The Massachusetts Immigrant and Refugee Advocacy Coalition (MIRA), which represents a number of immigrant advocates statewide, organized the event. They were joined by Dreamers, or young undocumented immigrants who arrived to the U.S. as children and qualified for protected status under DACA, TPS holders, U.S. Reps. Katherine Clark, James McGovern, and Ayanna Pressley, and Mayor Martin J. Walsh.
The Dream and Promise Act was introduced to Congress on March 12 by Democratic House leadership. Designated H.R. 6, the bill would provide permanent protection and a path to citizenship for Dreamers and people with TPS and Deferred Enforced Departure (DED).
“The bill marks a sea change in immigration policy debates in Washington: protecting immigrants without demanding impossible tradeoffs – billions for a border wall, harsher enforcement policies, cuts to family migration,” said a MIRA Coalition statement on the bill.
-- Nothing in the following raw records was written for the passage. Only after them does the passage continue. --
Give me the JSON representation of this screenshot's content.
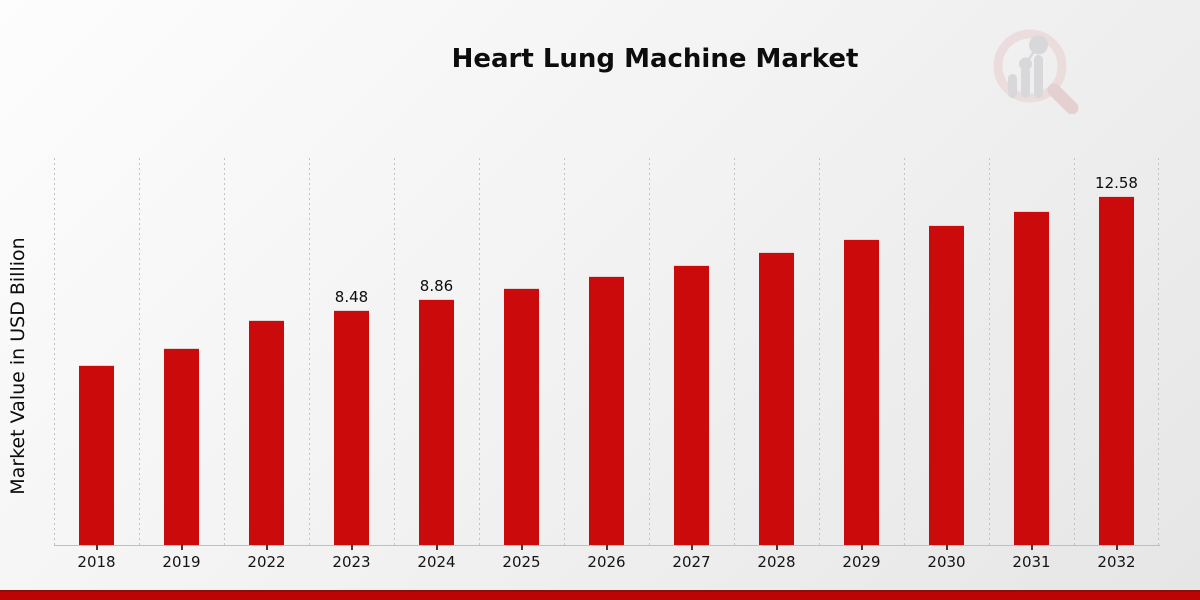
{
  "page": {
    "title": "Heart Lung Machine Market"
  },
  "chart_data": {
    "type": "bar",
    "title": "Heart Lung Machine Market",
    "xlabel": "",
    "ylabel": "Market Value in USD Billion",
    "categories": [
      "2018",
      "2019",
      "2022",
      "2023",
      "2024",
      "2025",
      "2026",
      "2027",
      "2028",
      "2029",
      "2030",
      "2031",
      "2032"
    ],
    "values": [
      6.5,
      7.1,
      8.1,
      8.48,
      8.86,
      9.26,
      9.68,
      10.11,
      10.57,
      11.04,
      11.54,
      12.05,
      12.58
    ],
    "bar_labels": [
      "",
      "",
      "",
      "8.48",
      "8.86",
      "",
      "",
      "",
      "",
      "",
      "",
      "",
      "12.58"
    ],
    "ylim": [
      0,
      13.95
    ],
    "grid": "vertical-dashed-only",
    "legend": "none",
    "bar_color": "#cb0b0b",
    "footer_band_color": "#bd0404",
    "gridline_color": "#c3c3c3"
  },
  "logo": {
    "name": "magnifier-bar-chart-watermark",
    "ring_color": "#e8cfce",
    "bars_color": "#c6c6ca",
    "handle_color": "#ddb9b9"
  }
}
The event opened up by acknowledging that people who have been staying in the U.S. for years under some kind of protected status now face deportation.
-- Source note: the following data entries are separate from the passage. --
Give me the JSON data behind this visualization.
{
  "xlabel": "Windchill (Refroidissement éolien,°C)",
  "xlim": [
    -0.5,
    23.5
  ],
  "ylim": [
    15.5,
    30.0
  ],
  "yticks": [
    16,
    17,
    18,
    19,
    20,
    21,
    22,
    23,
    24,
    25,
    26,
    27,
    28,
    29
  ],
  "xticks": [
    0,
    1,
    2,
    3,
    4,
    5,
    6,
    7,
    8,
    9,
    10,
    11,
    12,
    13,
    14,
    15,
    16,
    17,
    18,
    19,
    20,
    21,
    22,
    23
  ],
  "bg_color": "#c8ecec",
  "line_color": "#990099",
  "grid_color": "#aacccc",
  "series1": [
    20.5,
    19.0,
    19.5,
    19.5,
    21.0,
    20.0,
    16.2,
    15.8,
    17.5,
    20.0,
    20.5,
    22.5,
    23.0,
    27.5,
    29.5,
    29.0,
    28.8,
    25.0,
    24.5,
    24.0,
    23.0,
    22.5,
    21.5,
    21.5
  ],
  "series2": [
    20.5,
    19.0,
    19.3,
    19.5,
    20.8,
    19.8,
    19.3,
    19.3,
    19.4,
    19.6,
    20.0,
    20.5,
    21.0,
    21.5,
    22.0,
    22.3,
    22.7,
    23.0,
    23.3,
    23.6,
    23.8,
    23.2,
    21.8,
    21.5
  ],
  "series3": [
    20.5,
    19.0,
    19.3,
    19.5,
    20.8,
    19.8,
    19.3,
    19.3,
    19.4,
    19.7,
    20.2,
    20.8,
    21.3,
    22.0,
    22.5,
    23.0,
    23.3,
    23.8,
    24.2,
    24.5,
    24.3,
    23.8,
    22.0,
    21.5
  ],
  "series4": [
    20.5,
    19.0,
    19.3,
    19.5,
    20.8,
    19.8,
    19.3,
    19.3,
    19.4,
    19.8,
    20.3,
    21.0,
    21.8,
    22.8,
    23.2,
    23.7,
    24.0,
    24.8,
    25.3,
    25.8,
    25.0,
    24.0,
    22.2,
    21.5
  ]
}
U.S. Senator Ed Markey said “this coalition represented the best of the Commonwealth and the best of our country,” and he criticized “the Trump Administration’s reckless decision” to terminate the Dreamers’ chances of staying in the United States. He said it’s “heartbreaking” that people who have created families here, pursued higher education, and worked for companies for years are being unceremoniously kicked out.
“We are going to act on the Dreamer’s promise, we are going to pass that in the United States House of Representatives,” said Rep. James McGovern. He said that the termination is “not only cruel, but it is also unconscionable.”
Congresswoman Katherine Clark said that accepting immigrants who into the United States benefits people who already live here too. “[It] is good for all of us, it is good for our community when we push back together against this dangerous and hateful and bigoted policies.”
One of the the Dreamers, Ivan H., is a freshman at Pine Manor College.
“I arrived here when I was 16, graduated with honors from my high school, and am now in college, studying molecular biology…Having the opportunity to have legal documentation would be like having the doors open of joys and blessings. If I have accomplished so much living in the shadows, imagine how much more I can accomplish living without fear of deportation, living as an American.”
José Palma, the coordinator of the National TPS Alliance and co-founder of the Massachusetts TPS Committee, called the bill “a step in the right direction” and stressed the urgency of the crisis created by the termination of TPS, DACA, and DED.
“We urge Congress to leave politics aside to avoid the separation of hundreds of thousands of additional families that have built their lives in this country,” he said. “There is nothing temporary about our families’ lives. And no excuse to make millions more vulnerable to family separation. That should not be controversial for either side of the aisle.”